C'est en 1642 qu'il fait imprimer le De Cive et c'est aussi à cette époque qu'il se
met à composer le Léviathan qu'il fera paraître au milieu de l'année 1651, après la
révolution anglaise de 1649. En 1655, il publie le De Corpore un traité de physique et
en 1658 le De Homine, un traité de psychologie. Après la Restauration, en 1660,
il reçoit une pension du roi Charles II et jouira dès lors de la protection de ce
monarque. Il y aura recours en 1666 lorsque les Communes dénoncent l'athéisme
de certains livres offensants comme le Léviathan. Il doit toutefois promettre au Roi de
ne plus publier d'ouvrages de caractère politique ou religieux.
• À l'âge de 84 ans, il écrit son autobiographie en latin et, à 86 ans, achève une
traduction de l’Illiade et de l'Odyssée. En 1675, il quitte définitivement Londres pour
passer le reste de sa vie dans le manoir de la famille du comte de Devonshire.En
1679, il est atteint de paralysie et meurt le 4 décembre de la même année.

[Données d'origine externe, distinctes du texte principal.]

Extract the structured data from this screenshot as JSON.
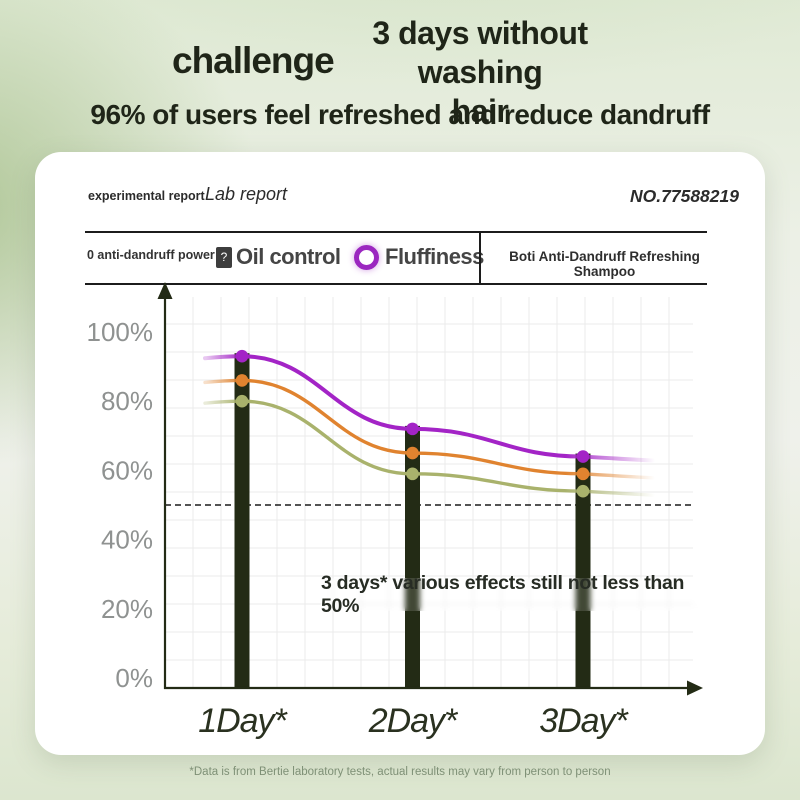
{
  "header": {
    "challenge": "challenge",
    "title_top": "3 days without washing",
    "title_bottom": "hair",
    "subtitle": "96% of users feel refreshed and reduce dandruff"
  },
  "report": {
    "label": "experimental report",
    "title": "Lab report",
    "number": "NO.77588219"
  },
  "legend": {
    "item_antidandruff": "0 anti-dandruff power",
    "item_oilcontrol": "Oil control",
    "item_fluffiness": "Fluffiness",
    "marker_glyph": "?",
    "marker_ring_color": "#9b27c0",
    "product": "Boti Anti-Dandruff Refreshing Shampoo"
  },
  "chart_data": {
    "type": "line",
    "title": "",
    "xlabel": "",
    "ylabel": "",
    "categories": [
      "1Day*",
      "2Day*",
      "3Day*"
    ],
    "series": [
      {
        "name": "Fluffiness",
        "color": "#a324c6",
        "values": [
          93,
          72,
          64
        ]
      },
      {
        "name": "Oil control",
        "color": "#e0832f",
        "values": [
          86,
          65,
          59
        ]
      },
      {
        "name": "Anti-dandruff power",
        "color": "#a9b26c",
        "values": [
          80,
          59,
          54
        ]
      }
    ],
    "bars": {
      "color": "#232b15",
      "values": [
        93,
        72,
        64
      ]
    },
    "reference_line": {
      "value": 50,
      "style": "dashed",
      "color": "#1a1a1a"
    },
    "yticks": [
      {
        "label": "100%",
        "value": 100
      },
      {
        "label": "80%",
        "value": 80
      },
      {
        "label": "60%",
        "value": 60
      },
      {
        "label": "40%",
        "value": 40
      },
      {
        "label": "20%",
        "value": 20
      },
      {
        "label": "0%",
        "value": 0
      }
    ],
    "ylim": [
      0,
      100
    ],
    "grid": true,
    "legend_position": "top",
    "annotation": "3 days* various effects still not less than 50%"
  },
  "footer": "*Data is from Bertie laboratory tests, actual results may vary from person to person"
}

• Influencé par les troubles politiques qui gagnent l’Europe (Guerre de trente ans
1618-1648 et Guerre civile anglaise 1641-1649) ainsi que la Première Révolution
Scientifique et ses grandes découvertes en mathématiques, physique, astronomie et
méthodologie l’inspirent à faire sa contribution aux sciences du droit et de la politique.
- Qu’est-ce que c’est le droit naturel ? (est-ce que existent des droits
inaliénables de l’individu ?)
- Quelle est la place de la loi dans la société ? est-ce qu’elle peut gérer les
passions humaines ?
- Sans Etat les hommes sont animés par la crainte qu’ils ont les uns des autres.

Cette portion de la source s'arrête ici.